I approach an unassuming building on Maryland Avenue near sunset, an unlit lightbox hanging on the facade. As I crest the staircase, I see the sign: Le Comptoir du Vin. I celebrate having landed in the right place, having passed it once already. A handwritten sign is taped with insouciance near the door handle and reads, “Wed → Sat.” No hours posted. I pull open the unlocked door and enter a cozy dining room.

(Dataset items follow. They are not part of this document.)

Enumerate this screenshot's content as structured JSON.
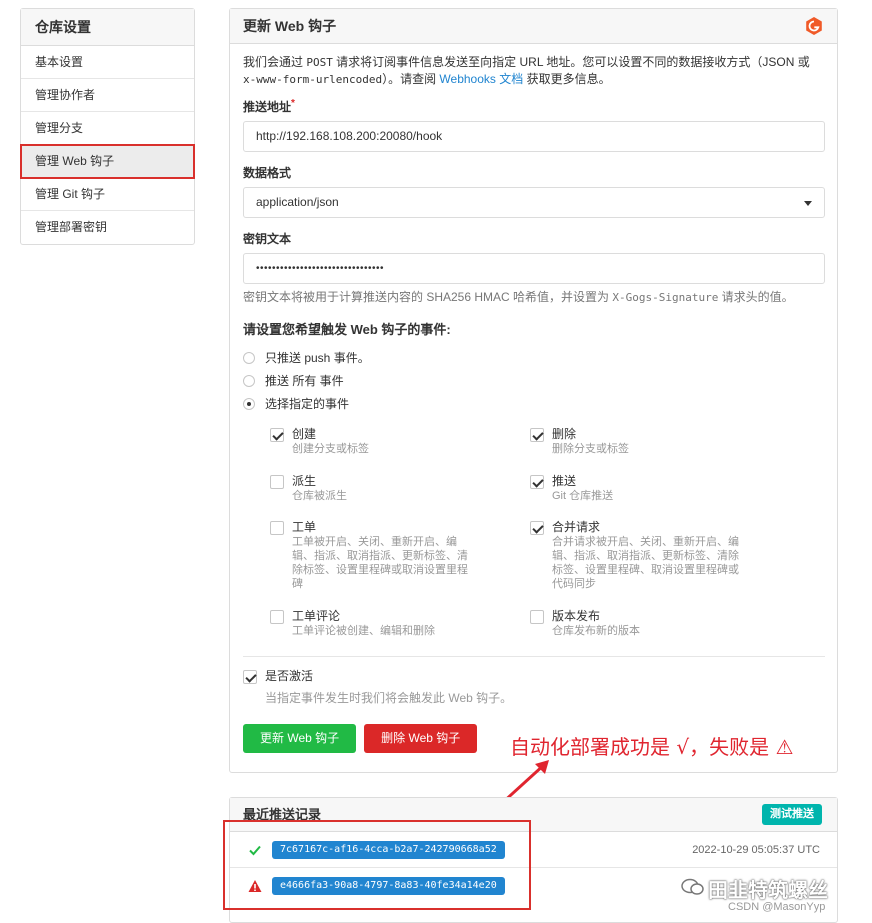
{
  "sidebar": {
    "title": "仓库设置",
    "items": [
      {
        "label": "基本设置"
      },
      {
        "label": "管理协作者"
      },
      {
        "label": "管理分支"
      },
      {
        "label": "管理 Web 钩子"
      },
      {
        "label": "管理 Git 钩子"
      },
      {
        "label": "管理部署密钥"
      }
    ]
  },
  "panel": {
    "title": "更新 Web 钩子",
    "intro_1": "我们会通过 ",
    "intro_post": "POST",
    "intro_2": " 请求将订阅事件信息发送至向指定 URL 地址。您可以设置不同的数据接收方式（JSON 或 ",
    "intro_form": "x-www-form-urlencoded",
    "intro_3": "）。请查阅 ",
    "intro_link": "Webhooks 文档",
    "intro_4": " 获取更多信息。",
    "url_label": "推送地址",
    "url_required": "*",
    "url_value": "http://192.168.108.200:20080/hook",
    "format_label": "数据格式",
    "format_value": "application/json",
    "secret_label": "密钥文本",
    "secret_value": "••••••••••••••••••••••••••••••••",
    "secret_help_1": "密钥文本将被用于计算推送内容的 SHA256 HMAC 哈希值，并设置为 ",
    "secret_help_header": "X-Gogs-Signature",
    "secret_help_2": " 请求头的值。",
    "events_title": "请设置您希望触发 Web 钩子的事件:",
    "radio_options": [
      {
        "label": "只推送 push 事件。",
        "selected": false
      },
      {
        "label": "推送 所有 事件",
        "selected": false
      },
      {
        "label": "选择指定的事件",
        "selected": true
      }
    ],
    "events": [
      {
        "title": "创建",
        "desc": "创建分支或标签",
        "checked": true
      },
      {
        "title": "删除",
        "desc": "删除分支或标签",
        "checked": true
      },
      {
        "title": "派生",
        "desc": "仓库被派生",
        "checked": false
      },
      {
        "title": "推送",
        "desc": "Git 仓库推送",
        "checked": true
      },
      {
        "title": "工单",
        "desc": "工单被开启、关闭、重新开启、编辑、指派、取消指派、更新标签、清除标签、设置里程碑或取消设置里程碑",
        "checked": false
      },
      {
        "title": "合并请求",
        "desc": "合并请求被开启、关闭、重新开启、编辑、指派、取消指派、更新标签、清除标签、设置里程碑、取消设置里程碑或代码同步",
        "checked": true
      },
      {
        "title": "工单评论",
        "desc": "工单评论被创建、编辑和删除",
        "checked": false
      },
      {
        "title": "版本发布",
        "desc": "仓库发布新的版本",
        "checked": false
      }
    ],
    "active_label": "是否激活",
    "active_checked": true,
    "active_desc": "当指定事件发生时我们将会触发此 Web 钩子。",
    "update_button": "更新 Web 钩子",
    "delete_button": "删除 Web 钩子"
  },
  "annotation": {
    "text": "自动化部署成功是 √，失败是 ⚠"
  },
  "deliveries": {
    "title": "最近推送记录",
    "test_button": "测试推送",
    "rows": [
      {
        "status": "success",
        "uuid": "7c67167c-af16-4cca-b2a7-242790668a52",
        "time": "2022-10-29 05:05:37 UTC"
      },
      {
        "status": "failure",
        "uuid": "e4666fa3-90a8-4797-8a83-40fe34a14e20",
        "time": ""
      }
    ]
  },
  "watermark": {
    "text": "田韭特筑螺丝",
    "csdn": "CSDN @MasonYyp"
  },
  "colors": {
    "accent_blue": "#2185d0",
    "green": "#21ba45",
    "red": "#db2828",
    "teal": "#00b5ad",
    "annotation_red": "#e0252f"
  }
}
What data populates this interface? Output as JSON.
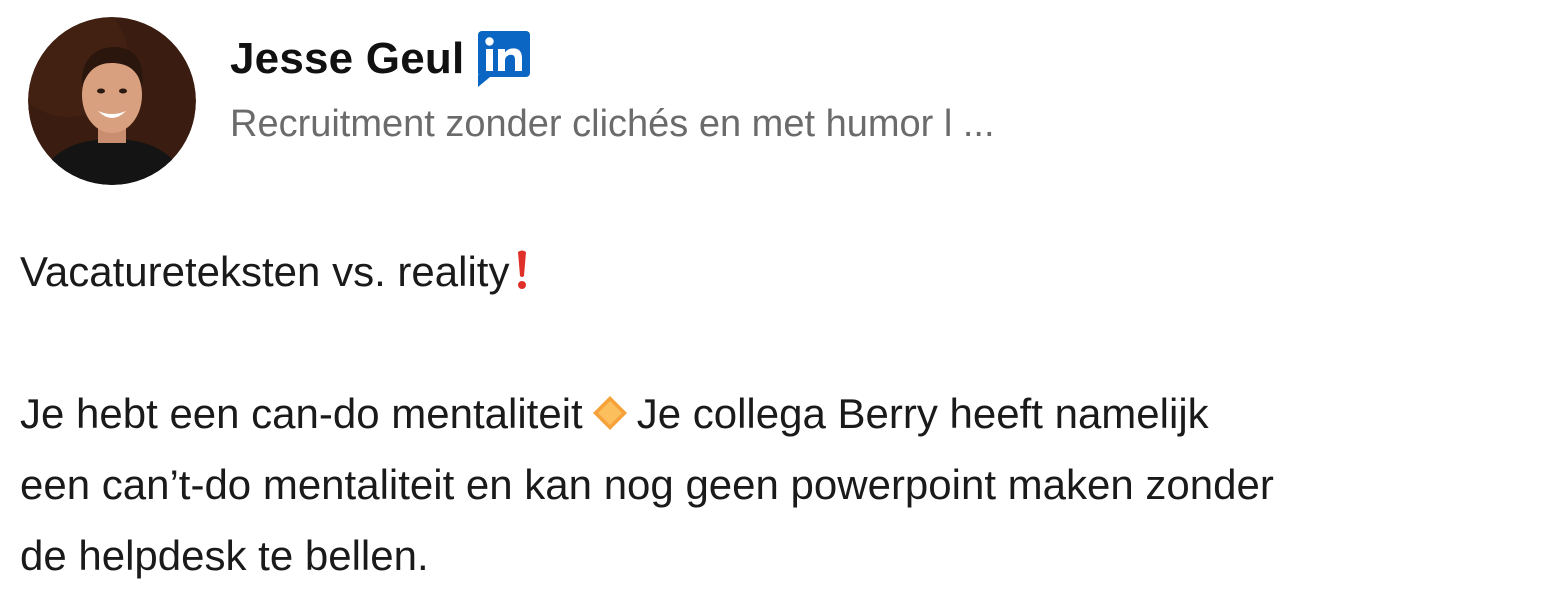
{
  "author": {
    "name": "Jesse Geul",
    "headline": "Recruitment zonder clichés en met humor l ...",
    "badge_icon": "linkedin-icon",
    "avatar_icon": "profile-photo"
  },
  "post": {
    "title_text": "Vacatureteksten vs. reality",
    "title_emoji": "exclamation-mark-icon",
    "line1_part1": "Je hebt een can-do mentaliteit",
    "line1_emoji": "orange-diamond-icon",
    "line1_part2": "Je collega Berry heeft namelijk",
    "line2": "een can’t-do mentaliteit en kan nog geen powerpoint maken zonder",
    "line3": "de helpdesk te bellen."
  },
  "colors": {
    "linkedin_blue": "#0a66c2",
    "headline_gray": "#6b6b6b",
    "text": "#1a1a1a",
    "exclamation_red": "#e0302a",
    "diamond_orange": "#f7a13a"
  }
}
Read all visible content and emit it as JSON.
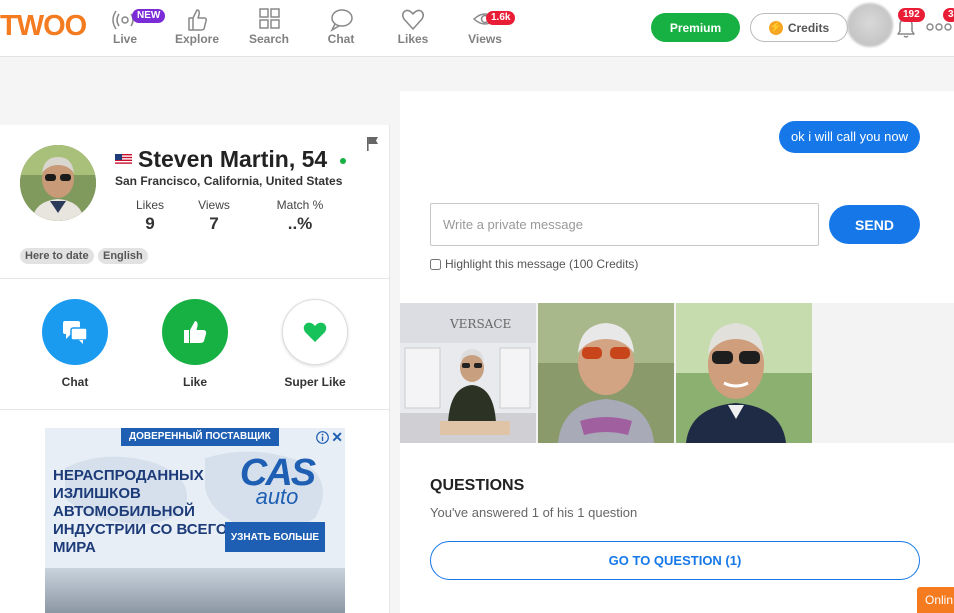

Le Comptoir du Vin, or ‘the wine counter’ in French, opened in 2018 as a natural wine bar and neighborhood bistro in Baltimore’s Station North Arts District. It immediately received national attention when it was named one of the nation’s Best New Restaurants in 2019 by Bon Appétit. However, during the pandemic, the restaurant pivoted to a wine and bottle shop, a dry goods pantry, and a sandwich shop before eventually returning to its first iteration. Six years in, owner-operator Rosemary Liss and her business partner/chef Will Mester have landed firmly back on their feet. The highly-celebrated, Eurocentric restaurant and wine bar is reclaiming its identity, and cementing its place in Baltimore’s must-dine destinations, albeit still a little hidden.

Guests can enjoy a veritable cornucopia of European plates, including the Basque-inspired Gilda. The anchovy-wrapped olive is skewered with a guindilla pepper and gives a mouthful of brine and salt with a spicy vinegar finish. A plate of rustic sourdough with Normandy butter offers a chewy crumb with extra rich and creamy butter. The Scandinavian Gravlox plate with house-cured trout, tzatziki (labneh, dill, and cucumber) brightens the taste buds.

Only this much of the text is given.